In the repository, a 'star' system signifies the curation status of a CellML model:
However, from experience, we have found that levels 1 and 2 are often mutually exclusive. That is, in order to get the CellML model to replicate the published results (level 2) we have to adjust the published model description (level 1). Frequently, the errors introduced into the model during the publication process require us to correct minor typographical errors or unit inconsistencies, and/or contact the original model author to request missing parameter values or equations.
Further, it is our experience that the current system of counting the number of stars can lead to uncertainty as to how to interpret the curation status of a model. We suggest a more descriptive set of "curation flags" may be more useful. Such "flags" could include "runs in PCEnv", "units/dimensions consistent", "gives same results as referenced publication", etc. The exact method of implementing these flags has yet to be determined. Until then, the star system remains the compromise method of assigning a curation status to a model.
3. CellML model curation: the practice
Of the several hundred models in the repository, over half have been curated to some degree. Our goal is to complete the curation of all the models in the repository, ideally to the level that they replicate the results in the published paper (level 2).

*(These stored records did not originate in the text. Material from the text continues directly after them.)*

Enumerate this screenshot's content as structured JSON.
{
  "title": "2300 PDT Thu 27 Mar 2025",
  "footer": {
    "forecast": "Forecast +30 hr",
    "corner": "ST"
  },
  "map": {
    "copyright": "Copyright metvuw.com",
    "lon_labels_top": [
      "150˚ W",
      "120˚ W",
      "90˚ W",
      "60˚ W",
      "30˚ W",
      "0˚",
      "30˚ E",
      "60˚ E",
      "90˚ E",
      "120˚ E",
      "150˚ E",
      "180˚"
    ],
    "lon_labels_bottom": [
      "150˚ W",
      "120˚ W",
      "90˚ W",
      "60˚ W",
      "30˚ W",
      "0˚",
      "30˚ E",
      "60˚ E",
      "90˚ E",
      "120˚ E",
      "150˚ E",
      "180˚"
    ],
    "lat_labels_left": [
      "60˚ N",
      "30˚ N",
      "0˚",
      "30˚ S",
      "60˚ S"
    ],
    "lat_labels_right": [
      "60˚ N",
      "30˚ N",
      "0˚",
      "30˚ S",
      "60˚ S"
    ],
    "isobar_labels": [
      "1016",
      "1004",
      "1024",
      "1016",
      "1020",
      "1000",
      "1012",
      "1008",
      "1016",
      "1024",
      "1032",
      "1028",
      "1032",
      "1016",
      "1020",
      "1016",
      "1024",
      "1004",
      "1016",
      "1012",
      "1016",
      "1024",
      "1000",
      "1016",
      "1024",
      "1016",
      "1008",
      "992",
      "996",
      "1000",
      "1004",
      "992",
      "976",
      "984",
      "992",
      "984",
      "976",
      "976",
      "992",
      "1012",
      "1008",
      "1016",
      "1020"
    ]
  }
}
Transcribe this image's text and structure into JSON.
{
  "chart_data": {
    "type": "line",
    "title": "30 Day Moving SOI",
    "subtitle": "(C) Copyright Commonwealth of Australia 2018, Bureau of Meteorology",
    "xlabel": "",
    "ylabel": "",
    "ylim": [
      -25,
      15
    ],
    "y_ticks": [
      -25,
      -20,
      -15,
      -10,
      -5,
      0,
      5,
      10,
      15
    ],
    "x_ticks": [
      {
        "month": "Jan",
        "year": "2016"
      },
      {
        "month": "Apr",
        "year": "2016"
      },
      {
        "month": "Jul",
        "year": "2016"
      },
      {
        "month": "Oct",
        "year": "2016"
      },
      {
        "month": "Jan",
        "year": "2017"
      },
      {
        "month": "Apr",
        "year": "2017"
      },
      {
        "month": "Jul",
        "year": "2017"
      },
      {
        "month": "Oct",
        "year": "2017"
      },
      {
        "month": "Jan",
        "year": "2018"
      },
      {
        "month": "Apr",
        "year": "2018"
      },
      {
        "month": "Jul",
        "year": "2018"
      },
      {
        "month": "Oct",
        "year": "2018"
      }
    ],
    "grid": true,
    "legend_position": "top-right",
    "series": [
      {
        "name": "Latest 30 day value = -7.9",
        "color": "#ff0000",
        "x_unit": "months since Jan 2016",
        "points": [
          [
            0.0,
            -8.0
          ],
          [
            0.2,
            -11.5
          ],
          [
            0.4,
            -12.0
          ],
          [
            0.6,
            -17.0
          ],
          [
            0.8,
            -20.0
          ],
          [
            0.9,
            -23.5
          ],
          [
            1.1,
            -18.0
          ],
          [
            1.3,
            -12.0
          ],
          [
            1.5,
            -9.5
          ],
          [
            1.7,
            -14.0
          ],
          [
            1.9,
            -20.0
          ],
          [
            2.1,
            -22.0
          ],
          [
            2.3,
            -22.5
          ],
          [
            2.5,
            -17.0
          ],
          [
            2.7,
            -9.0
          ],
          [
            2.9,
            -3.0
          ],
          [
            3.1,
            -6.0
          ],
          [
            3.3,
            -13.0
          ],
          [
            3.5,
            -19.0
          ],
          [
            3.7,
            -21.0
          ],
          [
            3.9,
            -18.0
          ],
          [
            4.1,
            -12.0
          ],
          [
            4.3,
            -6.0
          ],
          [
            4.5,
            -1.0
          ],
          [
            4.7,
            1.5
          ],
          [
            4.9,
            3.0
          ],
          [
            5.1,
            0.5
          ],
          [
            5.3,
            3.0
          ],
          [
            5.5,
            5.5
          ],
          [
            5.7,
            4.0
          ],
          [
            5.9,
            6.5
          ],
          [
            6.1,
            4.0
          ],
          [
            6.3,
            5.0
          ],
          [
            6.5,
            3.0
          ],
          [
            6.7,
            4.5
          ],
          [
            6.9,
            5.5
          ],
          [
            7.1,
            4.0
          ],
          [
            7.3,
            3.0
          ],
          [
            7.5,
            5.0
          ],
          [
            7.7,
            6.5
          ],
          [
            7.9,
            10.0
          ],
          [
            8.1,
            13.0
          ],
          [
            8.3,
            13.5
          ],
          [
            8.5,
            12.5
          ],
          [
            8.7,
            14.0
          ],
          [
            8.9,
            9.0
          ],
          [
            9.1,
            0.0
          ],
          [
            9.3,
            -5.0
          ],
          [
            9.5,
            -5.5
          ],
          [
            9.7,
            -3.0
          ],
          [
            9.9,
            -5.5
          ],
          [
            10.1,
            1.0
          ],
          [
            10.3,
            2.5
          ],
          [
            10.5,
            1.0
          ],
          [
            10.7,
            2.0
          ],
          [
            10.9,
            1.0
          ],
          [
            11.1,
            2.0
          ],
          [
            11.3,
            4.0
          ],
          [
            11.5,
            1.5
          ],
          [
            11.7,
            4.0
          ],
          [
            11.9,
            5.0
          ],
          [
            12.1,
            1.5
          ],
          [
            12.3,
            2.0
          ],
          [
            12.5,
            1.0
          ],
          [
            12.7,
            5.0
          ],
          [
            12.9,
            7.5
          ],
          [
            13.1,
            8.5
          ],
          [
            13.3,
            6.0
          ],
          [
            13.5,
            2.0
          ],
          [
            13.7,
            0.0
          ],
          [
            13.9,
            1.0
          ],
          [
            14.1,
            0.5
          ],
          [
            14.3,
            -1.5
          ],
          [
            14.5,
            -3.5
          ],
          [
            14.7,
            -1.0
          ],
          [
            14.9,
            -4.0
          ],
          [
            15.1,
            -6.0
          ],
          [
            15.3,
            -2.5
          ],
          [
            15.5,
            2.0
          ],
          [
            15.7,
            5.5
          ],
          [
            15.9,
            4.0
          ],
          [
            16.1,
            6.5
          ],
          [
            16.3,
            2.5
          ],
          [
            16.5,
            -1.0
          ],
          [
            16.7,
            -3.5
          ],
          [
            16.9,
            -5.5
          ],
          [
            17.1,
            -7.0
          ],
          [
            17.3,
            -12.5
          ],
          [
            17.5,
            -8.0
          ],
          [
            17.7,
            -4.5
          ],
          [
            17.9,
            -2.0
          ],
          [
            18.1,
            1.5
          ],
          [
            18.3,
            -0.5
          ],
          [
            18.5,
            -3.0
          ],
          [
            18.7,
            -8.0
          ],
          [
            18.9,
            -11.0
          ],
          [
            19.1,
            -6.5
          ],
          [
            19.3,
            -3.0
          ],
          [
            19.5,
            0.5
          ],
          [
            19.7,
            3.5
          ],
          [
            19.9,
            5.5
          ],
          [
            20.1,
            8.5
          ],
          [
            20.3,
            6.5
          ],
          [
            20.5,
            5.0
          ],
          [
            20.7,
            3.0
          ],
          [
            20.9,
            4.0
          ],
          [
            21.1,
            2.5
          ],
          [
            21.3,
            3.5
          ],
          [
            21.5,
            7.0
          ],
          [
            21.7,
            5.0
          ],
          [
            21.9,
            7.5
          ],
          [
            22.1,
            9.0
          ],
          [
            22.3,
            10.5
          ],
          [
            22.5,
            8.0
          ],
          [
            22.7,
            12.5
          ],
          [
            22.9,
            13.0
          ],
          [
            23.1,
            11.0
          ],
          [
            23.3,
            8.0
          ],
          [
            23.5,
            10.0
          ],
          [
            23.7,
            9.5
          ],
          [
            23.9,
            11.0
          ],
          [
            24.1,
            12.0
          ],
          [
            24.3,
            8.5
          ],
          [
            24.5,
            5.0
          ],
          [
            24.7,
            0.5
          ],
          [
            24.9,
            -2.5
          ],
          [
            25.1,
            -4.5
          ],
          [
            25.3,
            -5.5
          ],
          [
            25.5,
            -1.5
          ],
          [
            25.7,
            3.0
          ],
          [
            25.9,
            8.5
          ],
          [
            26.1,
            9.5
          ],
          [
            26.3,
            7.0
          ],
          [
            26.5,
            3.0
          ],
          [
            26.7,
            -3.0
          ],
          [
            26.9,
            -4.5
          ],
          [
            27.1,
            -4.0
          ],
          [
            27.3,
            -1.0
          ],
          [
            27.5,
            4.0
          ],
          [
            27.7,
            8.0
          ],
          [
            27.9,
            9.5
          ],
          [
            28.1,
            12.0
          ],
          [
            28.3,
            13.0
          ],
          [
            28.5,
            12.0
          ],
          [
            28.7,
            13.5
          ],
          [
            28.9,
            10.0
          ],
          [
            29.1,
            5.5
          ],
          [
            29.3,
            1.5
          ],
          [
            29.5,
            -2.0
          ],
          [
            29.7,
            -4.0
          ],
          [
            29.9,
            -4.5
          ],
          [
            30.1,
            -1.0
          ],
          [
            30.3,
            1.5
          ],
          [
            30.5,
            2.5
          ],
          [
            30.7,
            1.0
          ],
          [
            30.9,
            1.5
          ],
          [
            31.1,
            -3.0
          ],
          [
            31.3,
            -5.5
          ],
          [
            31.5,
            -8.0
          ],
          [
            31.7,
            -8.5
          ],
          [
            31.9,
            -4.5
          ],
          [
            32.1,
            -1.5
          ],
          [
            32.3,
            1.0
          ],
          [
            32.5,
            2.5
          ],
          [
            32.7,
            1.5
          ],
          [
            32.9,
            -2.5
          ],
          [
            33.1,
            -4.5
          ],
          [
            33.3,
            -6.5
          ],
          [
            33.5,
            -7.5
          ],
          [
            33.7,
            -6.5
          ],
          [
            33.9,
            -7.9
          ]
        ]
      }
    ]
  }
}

The process of model curation involves the following sequence of actions:
- The CellML model is loaded into an editing and simulation environment such as Opencell, or Cellular Open Resource (COR). Any obvious typographical errors and unit inconsistencies are corrected, which is facilitated by a series of error messages and validation prompts generated by the software, and the rendering of the MathML equations in an easily readable format.
- Assuming the model runs, we then compare the simulation output with the results in the published paper, which typically involves comparing the graphical results with the published figures in the original paper.
- If we cannot get the CellML model to run, or the simulation output disagrees with the published results, we then attempt to contact the original model author(s) and seek their advice and, where possible, obtain the original model code, which may be in a wide range of different programming languages.
Ultimately, we would like to encourage the scientific modeling community - including model authors, journals and publishing houses - to publish their models in CellML concurrent with the publication of the printed article. This will eliminate the need for code-to-text-to-code translations and thus avoid many of the errors which are introduced during the translation process.
4. CellML model simulation curation status: theory and practice
As part of the process of model curation, it is important to know what tools were used to run the model and how well the model runs in a specific simulation environment. In this case, the theory and the practice are essentially the same thing, and we carry out a series of simulation steps which then translate into a confidence level as part of a simulator's metadata for each model. The four confidence levels are defined as:
- Level 0: not curated;
- Level 1: the model loads and runs in the specified simulation environment;
- Level 2: the model produces results that are qualitatively similar to those previously published for the model;
- Level 3: the model has been quantitatively and rigorously verified as producing identical results to the original published model.
As with the general curation status of the model, again we use a star system to indicate the model simulation curation level for each of three simulation environments.